Unfortunately for us, a couple of things conspired to make the diving not as great as it could have been. Most trips to The Flow tend to dive a deep battleship or cruiser in the morning followed by a blockship in the afternoon. The blockships are relatively shallow boats sunk to block the entrance to Scapa Flow, intended to stop enemy U-Boats entering. Slack tide is relatively short so that while you go down on slack, you surface in a 5 knot tide. Skippers only let you dive in these currents when you will drift back into the flow—the week we were there we would have been pulled into the Atlantic, with obvious risks. Our only opportunity to dive one of these ships was in the morning, which meant no second dive (skipper's rules: second dive MUST be shallower than the first). We did this once and it was (in my opinion) one of the best dives of the week.Tides are something I would never have thought could be a problem in Scapa Flow, but having been caught out once I will certainly check next time.
While we managed to work around tidal limitations, we could not avoid the plankton bloom. The unusually hot weather we have had this year caused the plankton to arrive earlier than usual, and we managed to catch it full-on. The expected 20 metre visibility ended up being somewhat less.
Despite all my doom-and-gloom reporting, the diving was superb. For those of us who were relatively inexperienced, the diving was both interesting and challenging. Some of the ships were so large you thought you had hit the ocean floor and it was narcosis making you see rivets holding the ocean bed together. The swim-throughs were interesting and the massive guns were fascinating as they appeared out of the murk.
After our morning's dive on the blockships, we had an afternoon off. Jeff and Chris decided to spend it in the pub, while the rest of us took a short stroll along the coast to visit Scarra Bray, a prehistoric settlement. I was leading the way, and whilst my navigation was spot-on (keep the coast on the left), my estimation of distance left a little bit to be desired. We all worked up an appetite for dinner, but I don't think Tobias has forgiven me yet…
On our final day, the diving was almost called off. The seas were so rough that Iain spent most of the trip leaning over the rail, not helped by Jeff's descriptions of his greasy fried breakfast. We managed to find a fairly sheltered cove for a scenic dive made all the more entertaining by trying to climb back up the heaving ladder afterwards.
Our last evening in Stromness coincided happily with the 10th anniversary of the Orkney beer festival.
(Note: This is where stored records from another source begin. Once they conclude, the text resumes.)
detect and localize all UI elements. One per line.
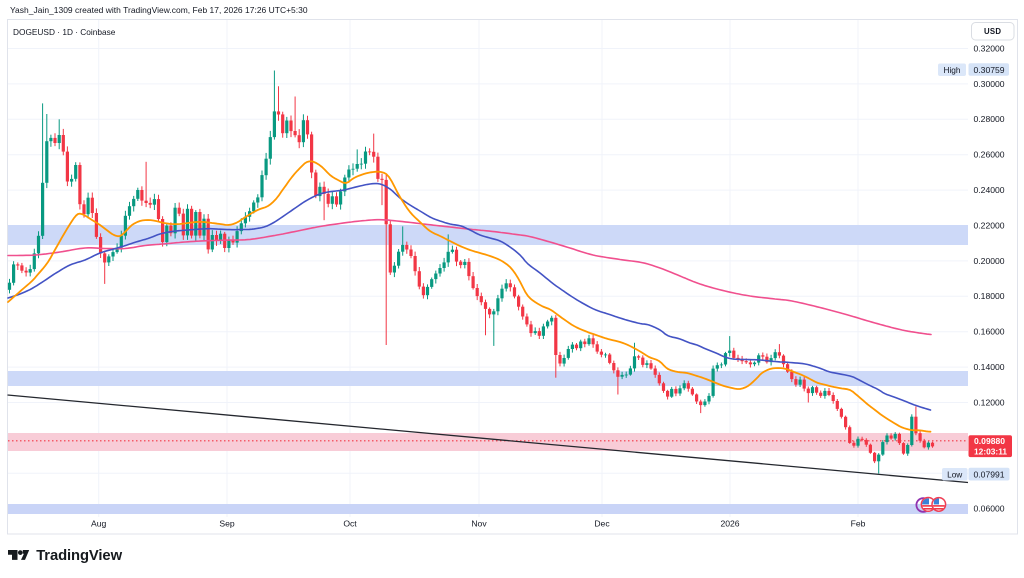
svg-text:12:03:11: 12:03:11 — [974, 446, 1007, 456]
svg-text:0.20000: 0.20000 — [974, 256, 1005, 266]
svg-text:0.18000: 0.18000 — [974, 291, 1005, 301]
svg-text:0.32000: 0.32000 — [974, 43, 1005, 53]
svg-text:2026: 2026 — [720, 519, 739, 529]
svg-text:Low: Low — [947, 469, 963, 479]
svg-text:0.14000: 0.14000 — [974, 362, 1005, 372]
svg-text:0.16000: 0.16000 — [974, 327, 1005, 337]
svg-text:0.24000: 0.24000 — [974, 185, 1005, 195]
svg-text:Sep: Sep — [219, 519, 235, 529]
svg-text:Aug: Aug — [91, 519, 107, 529]
svg-text:Oct: Oct — [343, 519, 357, 529]
svg-text:0.26000: 0.26000 — [974, 150, 1005, 160]
svg-text:0.28000: 0.28000 — [974, 114, 1005, 124]
svg-text:0.30000: 0.30000 — [974, 79, 1005, 89]
svg-text:Feb: Feb — [851, 519, 866, 529]
svg-text:0.22000: 0.22000 — [974, 220, 1005, 230]
svg-text:0.12000: 0.12000 — [974, 397, 1005, 407]
svg-text:USD: USD — [984, 27, 1001, 36]
svg-text:0.30759: 0.30759 — [974, 65, 1005, 75]
svg-text:0.09880: 0.09880 — [974, 436, 1005, 446]
svg-text:High: High — [943, 65, 960, 75]
svg-text:0.07991: 0.07991 — [974, 469, 1005, 479]
svg-text:Nov: Nov — [471, 519, 487, 529]
svg-text:0.06000: 0.06000 — [974, 504, 1005, 514]
svg-text:Dec: Dec — [594, 519, 610, 529]
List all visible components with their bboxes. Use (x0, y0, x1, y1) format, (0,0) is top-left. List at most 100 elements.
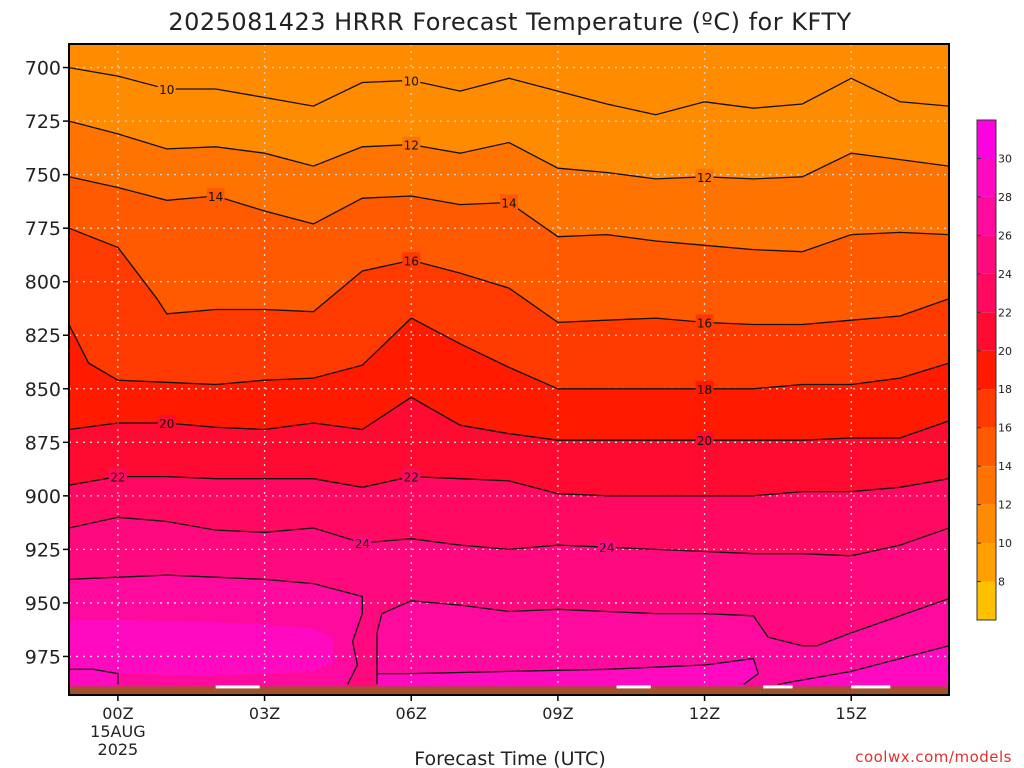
colorbar-swatch (977, 389, 996, 428)
colorbar-tick-label: 28 (998, 191, 1012, 204)
band-fill (777, 645, 949, 695)
contour-line-10 (68, 66, 950, 116)
contour-label-bg (402, 72, 421, 88)
chart-title: 2025081423 HRRR Forecast Temperature (ºC… (168, 8, 851, 36)
surface-marker (851, 685, 891, 689)
colorbar-tick-label: 20 (998, 345, 1012, 358)
colorbar-swatch (977, 543, 996, 582)
contour-label: 16 (697, 316, 712, 330)
x-tick-label: 12Z (689, 704, 720, 723)
y-tick-label: 950 (25, 593, 61, 615)
colorbar-tick-label: 12 (998, 499, 1012, 512)
contour-layer: 10 10 12 12 14 14 16 16 18 20 20 22 22 24 24 (68, 66, 950, 685)
contour-line-26 (68, 574, 363, 685)
contour-label-bg (695, 168, 714, 184)
contour-line-26 (376, 597, 950, 685)
contour-label-bg (206, 188, 225, 204)
y-tick-label: 825 (25, 325, 61, 347)
surface-marker (763, 685, 793, 689)
contour-label: 10 (404, 74, 419, 88)
contour-label: 24 (599, 541, 614, 555)
y-tick-label: 875 (25, 432, 61, 454)
contour-line-16 (68, 227, 950, 326)
contour-label-bg (695, 432, 714, 448)
colorbar-tick-label: 26 (998, 229, 1012, 242)
y-axis: 700 725 750 775 800 825 850 875 900 925 950 975 (25, 58, 69, 668)
x-tick-label: 06Z (396, 704, 427, 723)
contour-line-18 (68, 317, 950, 390)
colorbar-tick-label: 14 (998, 460, 1012, 473)
y-tick-label: 975 (25, 646, 61, 668)
contour-line-12 (68, 120, 950, 180)
colorbar-swatch (977, 273, 996, 313)
colorbar-tick-label: 16 (998, 422, 1012, 435)
contour-label-bg (402, 252, 421, 268)
colorbar-swatch (977, 158, 996, 197)
contour-line-22 (68, 475, 950, 497)
y-tick-label: 775 (25, 218, 61, 240)
contour-label-bg (695, 380, 714, 396)
y-tick-label: 725 (25, 111, 61, 133)
colorbar-swatch (977, 235, 996, 274)
contour-label-bg (695, 314, 714, 330)
contour-label: 22 (404, 471, 419, 485)
contour-label-bg (157, 80, 176, 96)
y-tick-label: 700 (25, 58, 61, 80)
colorbar-tick-label: 30 (998, 152, 1012, 165)
colorbar-swatch (977, 504, 996, 544)
contour-label: 14 (501, 196, 516, 210)
colorbar-tick-label: 22 (998, 306, 1012, 319)
contour-label: 24 (355, 537, 370, 551)
plot-fill-layer (69, 44, 949, 696)
contour-label-bg (500, 194, 518, 210)
colorbar-swatch (977, 350, 996, 390)
band-fill (69, 620, 333, 676)
colorbar-tick-label: 24 (998, 268, 1012, 281)
contour-label: 18 (697, 383, 712, 397)
colorbar-tick-label: 8 (998, 576, 1005, 589)
contour-line-20 (68, 396, 950, 441)
contour-label-bg (108, 468, 127, 484)
y-tick-label: 800 (25, 272, 61, 294)
y-tick-label: 850 (25, 379, 61, 401)
x-tick-year: 2025 (98, 740, 139, 759)
y-tick-label: 925 (25, 539, 61, 561)
ground-layer (69, 685, 949, 695)
contour-label-bg (597, 539, 616, 555)
contour-label: 16 (404, 254, 419, 268)
colorbar-swatch (977, 581, 996, 620)
x-tick-label: 15Z (836, 704, 867, 723)
colorbar-swatch (977, 466, 996, 505)
credit-text: coolwx.com/models (855, 748, 1012, 766)
contour-line-26 (69, 668, 119, 685)
contour-line-24 (68, 516, 950, 557)
ground-fill (69, 686, 949, 695)
contour-label: 14 (208, 190, 223, 204)
colorbar: 8 10 12 14 16 18 20 22 24 26 28 30 (976, 119, 1012, 621)
x-axis-label: Forecast Time (UTC) (414, 748, 605, 768)
y-tick-label: 900 (25, 486, 61, 508)
contour-label-bg (402, 468, 421, 484)
surface-marker (616, 685, 651, 689)
contour-label-bg (157, 415, 176, 431)
x-tick-label: 09Z (542, 704, 573, 723)
contour-label: 10 (159, 83, 174, 97)
contour-label: 20 (159, 417, 174, 431)
contour-label-bg (353, 534, 372, 550)
contour-label: 20 (697, 434, 712, 448)
x-tick-label: 00Z (102, 704, 133, 723)
contour-line-26 (777, 645, 950, 685)
colorbar-tick-label: 18 (998, 383, 1012, 396)
colorbar-frame (976, 119, 997, 621)
x-tick-date: 15AUG (90, 722, 145, 741)
contour-label-bg (402, 136, 421, 152)
band-fill (377, 658, 759, 695)
contour-line-26 (377, 657, 760, 685)
colorbar-swatch (977, 427, 996, 467)
colorbar-swatch (977, 196, 996, 236)
contour-label: 12 (404, 139, 419, 153)
colorbar-swatch (977, 120, 996, 159)
y-tick-label: 750 (25, 165, 61, 187)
As the ferry was departing after midday the next day, we all made the most of it.
On the last day we had a morning to work off our hangovers. Some went cycling, some went on a visit to Kirkwall (and its distillery). The ferry crossing and journey back were much quieter than those out, and we again travelled through the night back to London.
On the whole, the trip was great fun. Everyone had a great time and a lot of diving experience was gained. Despite the less-than-perfect conditions, the diving was sufficiently challenging and interesting to keep us going all week. Chris and Damien (who ran the boat) were great (thanks guys), and made sure that we did the best possible dives we could. Thanks to Tobias for organising everything, too.